All through the pandemic and initial lockdowns, I was flooded with calls from friends on how to “manage the virus”. It’s not my area of expertise at all, but then, in hindsight, no one knew much about it anyway, so why not help someone out to the best of my abilities? My driver could probably impart the same advice, but my friends would rather hear it from me. My mother directs all her geriatric friends to me; they have problems I know nothing about, but simply talking to them about it alleviates half their pain and all of mine.

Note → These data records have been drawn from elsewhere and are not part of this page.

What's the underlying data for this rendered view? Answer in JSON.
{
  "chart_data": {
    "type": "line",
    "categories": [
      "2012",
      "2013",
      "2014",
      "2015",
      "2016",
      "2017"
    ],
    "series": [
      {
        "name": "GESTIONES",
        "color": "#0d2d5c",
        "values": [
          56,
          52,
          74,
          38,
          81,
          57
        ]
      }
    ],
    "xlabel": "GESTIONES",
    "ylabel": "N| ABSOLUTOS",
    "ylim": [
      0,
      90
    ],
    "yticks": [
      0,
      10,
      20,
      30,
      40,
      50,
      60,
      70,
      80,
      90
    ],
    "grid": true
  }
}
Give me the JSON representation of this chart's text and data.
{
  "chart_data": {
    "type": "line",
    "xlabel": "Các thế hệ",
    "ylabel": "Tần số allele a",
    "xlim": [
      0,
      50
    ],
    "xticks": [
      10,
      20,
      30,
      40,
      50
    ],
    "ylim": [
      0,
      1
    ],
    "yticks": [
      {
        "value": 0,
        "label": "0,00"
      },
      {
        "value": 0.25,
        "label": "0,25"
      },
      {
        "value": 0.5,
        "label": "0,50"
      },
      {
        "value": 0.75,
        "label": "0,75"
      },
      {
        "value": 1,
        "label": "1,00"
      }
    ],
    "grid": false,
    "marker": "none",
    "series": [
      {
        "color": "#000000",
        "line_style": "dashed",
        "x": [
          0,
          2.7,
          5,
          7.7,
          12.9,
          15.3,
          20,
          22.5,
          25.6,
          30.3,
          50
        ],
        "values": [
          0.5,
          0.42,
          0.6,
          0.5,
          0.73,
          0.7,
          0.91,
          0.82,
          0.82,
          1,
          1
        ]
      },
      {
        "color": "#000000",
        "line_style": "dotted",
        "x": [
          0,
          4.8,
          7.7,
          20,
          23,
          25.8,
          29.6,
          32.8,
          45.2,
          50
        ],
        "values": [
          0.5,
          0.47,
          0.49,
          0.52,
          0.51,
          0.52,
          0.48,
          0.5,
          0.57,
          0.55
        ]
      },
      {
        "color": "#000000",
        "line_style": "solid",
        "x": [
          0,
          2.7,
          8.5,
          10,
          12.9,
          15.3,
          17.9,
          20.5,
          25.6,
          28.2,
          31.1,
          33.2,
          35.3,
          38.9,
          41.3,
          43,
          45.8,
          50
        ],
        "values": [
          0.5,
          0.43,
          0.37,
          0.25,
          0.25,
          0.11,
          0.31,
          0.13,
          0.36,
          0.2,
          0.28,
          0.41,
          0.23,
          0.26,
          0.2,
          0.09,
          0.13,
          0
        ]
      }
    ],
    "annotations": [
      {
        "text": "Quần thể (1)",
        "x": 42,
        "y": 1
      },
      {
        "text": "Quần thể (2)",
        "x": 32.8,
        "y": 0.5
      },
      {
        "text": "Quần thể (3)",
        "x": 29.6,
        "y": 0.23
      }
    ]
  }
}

“Doesn’t it irk you that so many people are calling you and asking for advice without any consideration for what you might be doing or where you are?” I was asked recently when inundated with calls over dinner one evening. “If it weren’t for them, no one would call me; at least that way we can have a conversation. Who calls anyone nowadays?” I justified. And after the phone call, I usually shoot of a bunch of WhatsApp messages prescribing elixirs,because every phone call to a friend ends with them saying, “Just message the meds, na!” Thankfully, no one has died yet, even with autocorrect prescribing dangerous stuff on its own. 

I have often been stopped by the traffic police for violations that I firmly believe I never committed. But every time I tell a cop that I’m a doctor, I’ve ended up prescribing medication instead of paying a fine. They invariably talk about what’s hurting and are happy to receive a roadside fix. Waiters in the restaurant across the hospital, ushers at NCPA, my regular chaiwala, fruitwala, and postman are now all friends whom I recognise from what’s distressing them, rather than what they’re doling out. At the end of the day, all we are doing is walking each other home.

To all my buddies out there: Whether I’m able to solve your problems or not, whether I give you advice that helps a little or a lot, if you’re in a health quandary, call me, and we’ll do whatever it takes to fix it. In the words of Carole King, “You’ve got a friend in me”. 

The writer is practicing neurosurgeon at Wockhardt Hospitals and Honorary Assistant Professor of Neurosurgery at Grant Medical College and Sir JJ Group of Hospitals.